Draw a set of \(x,y,z\) coordinate axes with each axis ranging from -10m to +10m.
Define a vector r1 given by \(\overrightarrow{r_1} = <4, 6, 2>\) m.
Draw a small blue sphere of radius 0.5 m centered at \(\overrightarrow{r_1}\) and draw a blue arrow from the origin to the location of this sphere.
Define a second vector r2 given by \(\overrightarrow{r_2} = <-5, -4, 7>\) m.
Draw a red sphere of radius 0.5 m centered at \(\overrightarrow{r_2}\) and draw a red arrow from the origin to the location of this sphere.

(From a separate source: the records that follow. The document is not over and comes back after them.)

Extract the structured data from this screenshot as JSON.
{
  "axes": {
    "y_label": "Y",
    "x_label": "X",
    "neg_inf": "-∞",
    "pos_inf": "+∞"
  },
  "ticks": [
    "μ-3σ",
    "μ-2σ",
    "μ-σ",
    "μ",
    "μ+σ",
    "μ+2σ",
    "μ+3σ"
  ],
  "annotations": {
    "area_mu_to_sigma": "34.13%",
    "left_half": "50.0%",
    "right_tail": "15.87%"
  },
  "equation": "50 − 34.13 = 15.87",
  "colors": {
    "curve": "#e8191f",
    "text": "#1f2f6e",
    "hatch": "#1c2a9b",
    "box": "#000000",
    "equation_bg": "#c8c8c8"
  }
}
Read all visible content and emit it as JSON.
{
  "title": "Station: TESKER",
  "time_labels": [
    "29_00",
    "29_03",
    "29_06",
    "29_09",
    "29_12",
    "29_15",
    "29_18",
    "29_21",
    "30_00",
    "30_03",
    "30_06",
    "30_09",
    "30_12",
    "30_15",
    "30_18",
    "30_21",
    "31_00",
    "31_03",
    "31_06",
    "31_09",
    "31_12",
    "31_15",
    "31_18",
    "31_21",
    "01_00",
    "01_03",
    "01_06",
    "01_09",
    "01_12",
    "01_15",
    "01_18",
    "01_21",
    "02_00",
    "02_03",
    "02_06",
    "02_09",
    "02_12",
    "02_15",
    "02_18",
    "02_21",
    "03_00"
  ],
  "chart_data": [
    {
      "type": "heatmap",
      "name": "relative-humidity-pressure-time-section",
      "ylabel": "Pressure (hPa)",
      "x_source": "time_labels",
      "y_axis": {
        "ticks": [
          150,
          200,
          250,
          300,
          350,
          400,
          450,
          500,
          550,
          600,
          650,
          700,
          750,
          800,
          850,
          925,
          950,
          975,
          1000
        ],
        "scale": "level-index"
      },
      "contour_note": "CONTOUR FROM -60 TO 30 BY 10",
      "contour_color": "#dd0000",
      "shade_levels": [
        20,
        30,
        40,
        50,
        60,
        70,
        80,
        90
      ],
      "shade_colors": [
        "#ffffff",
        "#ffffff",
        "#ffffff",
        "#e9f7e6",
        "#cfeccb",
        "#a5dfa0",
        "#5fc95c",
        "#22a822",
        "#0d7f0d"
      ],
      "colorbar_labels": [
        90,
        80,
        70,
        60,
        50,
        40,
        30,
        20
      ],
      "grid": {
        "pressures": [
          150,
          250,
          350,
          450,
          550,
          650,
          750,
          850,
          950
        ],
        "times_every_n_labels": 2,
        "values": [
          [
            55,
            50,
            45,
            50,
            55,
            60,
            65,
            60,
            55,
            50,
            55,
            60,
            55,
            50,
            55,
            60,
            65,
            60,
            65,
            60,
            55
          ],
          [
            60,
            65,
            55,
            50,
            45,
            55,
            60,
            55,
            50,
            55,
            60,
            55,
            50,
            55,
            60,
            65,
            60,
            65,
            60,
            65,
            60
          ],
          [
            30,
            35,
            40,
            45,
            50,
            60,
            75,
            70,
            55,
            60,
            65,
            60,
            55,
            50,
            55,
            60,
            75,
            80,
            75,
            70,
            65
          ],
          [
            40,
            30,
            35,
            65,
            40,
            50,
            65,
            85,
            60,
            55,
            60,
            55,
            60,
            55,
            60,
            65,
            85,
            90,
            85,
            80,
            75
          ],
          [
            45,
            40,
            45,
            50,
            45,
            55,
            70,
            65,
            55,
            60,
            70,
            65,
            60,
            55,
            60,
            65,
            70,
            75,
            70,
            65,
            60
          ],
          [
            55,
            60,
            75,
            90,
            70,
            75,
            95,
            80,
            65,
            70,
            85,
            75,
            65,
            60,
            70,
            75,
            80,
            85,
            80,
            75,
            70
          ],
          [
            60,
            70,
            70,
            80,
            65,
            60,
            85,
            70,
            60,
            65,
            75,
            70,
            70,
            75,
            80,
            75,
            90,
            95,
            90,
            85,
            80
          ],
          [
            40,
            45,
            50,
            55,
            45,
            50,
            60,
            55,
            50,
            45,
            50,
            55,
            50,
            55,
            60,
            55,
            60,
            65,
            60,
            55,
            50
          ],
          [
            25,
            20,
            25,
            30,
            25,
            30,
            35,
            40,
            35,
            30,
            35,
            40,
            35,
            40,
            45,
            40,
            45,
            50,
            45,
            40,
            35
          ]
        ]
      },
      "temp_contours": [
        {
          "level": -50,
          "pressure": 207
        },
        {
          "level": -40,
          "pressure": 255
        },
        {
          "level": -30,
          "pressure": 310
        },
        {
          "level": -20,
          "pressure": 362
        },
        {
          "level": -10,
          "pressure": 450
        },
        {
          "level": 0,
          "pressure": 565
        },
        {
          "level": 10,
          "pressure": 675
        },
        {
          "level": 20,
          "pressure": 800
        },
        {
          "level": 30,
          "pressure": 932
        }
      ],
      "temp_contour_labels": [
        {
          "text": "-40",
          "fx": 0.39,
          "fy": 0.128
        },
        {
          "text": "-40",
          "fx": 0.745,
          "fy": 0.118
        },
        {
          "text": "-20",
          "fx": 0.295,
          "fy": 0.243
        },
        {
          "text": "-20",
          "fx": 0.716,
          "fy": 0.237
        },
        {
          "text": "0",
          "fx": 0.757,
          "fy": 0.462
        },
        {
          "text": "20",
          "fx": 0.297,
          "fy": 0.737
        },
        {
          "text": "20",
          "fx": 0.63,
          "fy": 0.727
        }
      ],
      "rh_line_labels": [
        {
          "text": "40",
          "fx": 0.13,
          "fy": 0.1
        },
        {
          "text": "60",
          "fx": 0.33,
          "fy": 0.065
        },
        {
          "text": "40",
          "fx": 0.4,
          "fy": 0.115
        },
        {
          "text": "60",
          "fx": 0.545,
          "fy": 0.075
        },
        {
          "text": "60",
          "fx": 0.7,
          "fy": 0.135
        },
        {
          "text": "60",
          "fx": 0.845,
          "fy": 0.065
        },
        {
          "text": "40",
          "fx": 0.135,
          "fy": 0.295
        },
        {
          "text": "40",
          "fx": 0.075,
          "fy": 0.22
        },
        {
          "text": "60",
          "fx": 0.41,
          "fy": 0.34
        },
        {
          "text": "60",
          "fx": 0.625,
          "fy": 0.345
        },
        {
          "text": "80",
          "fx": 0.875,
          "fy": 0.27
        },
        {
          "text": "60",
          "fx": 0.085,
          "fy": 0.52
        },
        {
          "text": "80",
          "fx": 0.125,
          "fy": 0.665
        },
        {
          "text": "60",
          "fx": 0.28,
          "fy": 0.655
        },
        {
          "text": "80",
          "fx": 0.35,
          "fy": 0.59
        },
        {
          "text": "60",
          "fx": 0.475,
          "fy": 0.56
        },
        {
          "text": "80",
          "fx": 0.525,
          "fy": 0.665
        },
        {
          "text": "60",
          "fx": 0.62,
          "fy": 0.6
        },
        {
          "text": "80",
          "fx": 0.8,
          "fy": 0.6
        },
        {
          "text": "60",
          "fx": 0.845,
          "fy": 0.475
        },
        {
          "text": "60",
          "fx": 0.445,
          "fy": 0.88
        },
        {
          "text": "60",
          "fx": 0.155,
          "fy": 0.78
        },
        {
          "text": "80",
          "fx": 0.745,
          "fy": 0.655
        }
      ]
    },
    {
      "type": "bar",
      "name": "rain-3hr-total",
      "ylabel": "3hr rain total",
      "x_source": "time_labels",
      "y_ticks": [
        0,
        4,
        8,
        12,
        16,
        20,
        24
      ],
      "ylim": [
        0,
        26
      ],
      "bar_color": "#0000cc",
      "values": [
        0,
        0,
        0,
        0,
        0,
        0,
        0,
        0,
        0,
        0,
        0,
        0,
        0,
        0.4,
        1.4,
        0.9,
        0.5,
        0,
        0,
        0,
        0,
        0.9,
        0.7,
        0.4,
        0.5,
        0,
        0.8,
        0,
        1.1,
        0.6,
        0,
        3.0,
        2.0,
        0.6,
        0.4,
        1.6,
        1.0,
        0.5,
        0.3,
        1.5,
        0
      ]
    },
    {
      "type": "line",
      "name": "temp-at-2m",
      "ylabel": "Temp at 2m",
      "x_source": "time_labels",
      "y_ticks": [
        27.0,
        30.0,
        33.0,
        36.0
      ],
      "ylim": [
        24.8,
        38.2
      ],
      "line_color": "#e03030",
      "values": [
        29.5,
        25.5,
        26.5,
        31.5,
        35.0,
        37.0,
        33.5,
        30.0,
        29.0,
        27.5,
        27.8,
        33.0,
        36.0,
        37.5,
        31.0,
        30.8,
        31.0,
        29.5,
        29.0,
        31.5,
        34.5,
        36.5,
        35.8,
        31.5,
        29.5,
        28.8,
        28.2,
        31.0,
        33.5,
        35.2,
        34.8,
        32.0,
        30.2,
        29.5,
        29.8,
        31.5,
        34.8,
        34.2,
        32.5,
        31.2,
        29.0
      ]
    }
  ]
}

Define a relative position vector \(\overrightarrow{r_{21}} = \overrightarrow{r_2} – \overrightarrow{r_1}\) named r21 which describes the position of the red ball relative to the blue ball.
Draw a cyan arrow that shows the position of the red ball relative to the blue ball.
Compute the magnitude and direction of the relative position vector and print the relative position vector both in terms of its components and then as the product of its magnitude and a unit vector.
Your code should be written in a manner such that either r1 or r2 can be changed in only one location in your code and the corresponding sphere and arrow (vector) will change appropriately.